Real Live Action

Heatwave

w/ Panther & The Supafly & David Morin

Electric Owl; August 20, 2011

Review By Miriam Thom


Arriving at the Electric Owl a little after the doors opened was like walking into a bingo night. The crowd for this cystic fibrosis fundraiser was mostly white-haired.

The opening act was David Morin, whose desperately smooth souled-out voice was accompanied by a guitar and a MacBook. Unfortunately, he was outshined by his friends in the Hawaiian shirts and tevas, who were losing it on the dance floor and colliding with the old folks jumping and jiving nearby. Morin, meanwhile, looped and layered his tracks and occasionally caught us off guard with sweet sounding melodic riffs. I won’t tell this guy to go back to busking on Granville, but that voice needs at least a three-man band behind him to succeed.

I met Panther & The Supafly in the back alley before the show and was immediately intrigued by the random assortment of members.
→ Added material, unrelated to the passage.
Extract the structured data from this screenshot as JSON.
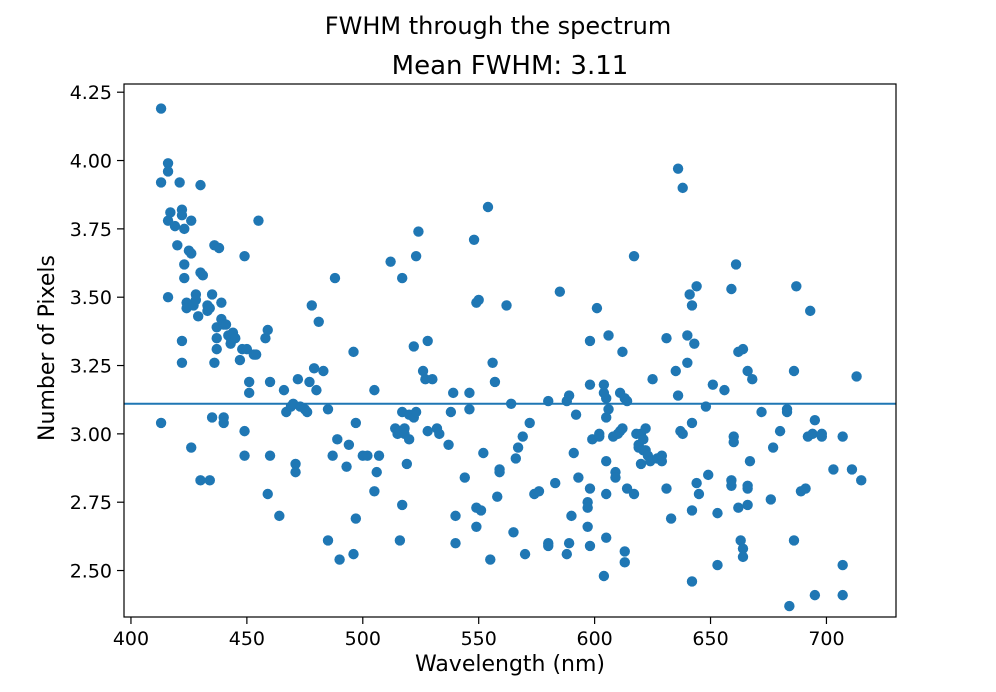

Onstage, frontman Josh Panther spat rhymes like “smoking weed yah, is betta than smokin’ crack” while attempting to get the audience to put their peace signs in the air. The lack of participation did not stifle his swagger, though, and his high-energy performance, cut with the band’s perfect set, was something I believe Curtis Mayfield himself might break down to.

West Coast hip-hop-inspired headliners Heatwave & The Vandettas showcased their best coast steez. The band dropped their rhythm and blues melodies cleanly, as the drummer set a metronomic beat that was unbroken. The female keyboardist, meanwhile, laid out spontaneous pop-like melodies with her jazz-trained fingers. Heatwave’s lyrics may not be the most original, though, with interjections about the crowd being good people “like baby Jesus” seeming slightly off-colour. Clichés like “I love music” and “I had a dream about Martin Luther King” felt superfluous. Clearly not mimicking the ‘70s disco band Heatwave, the group’s genre-bending is adding some fresh energy to Vancouver’s hip-hop scene.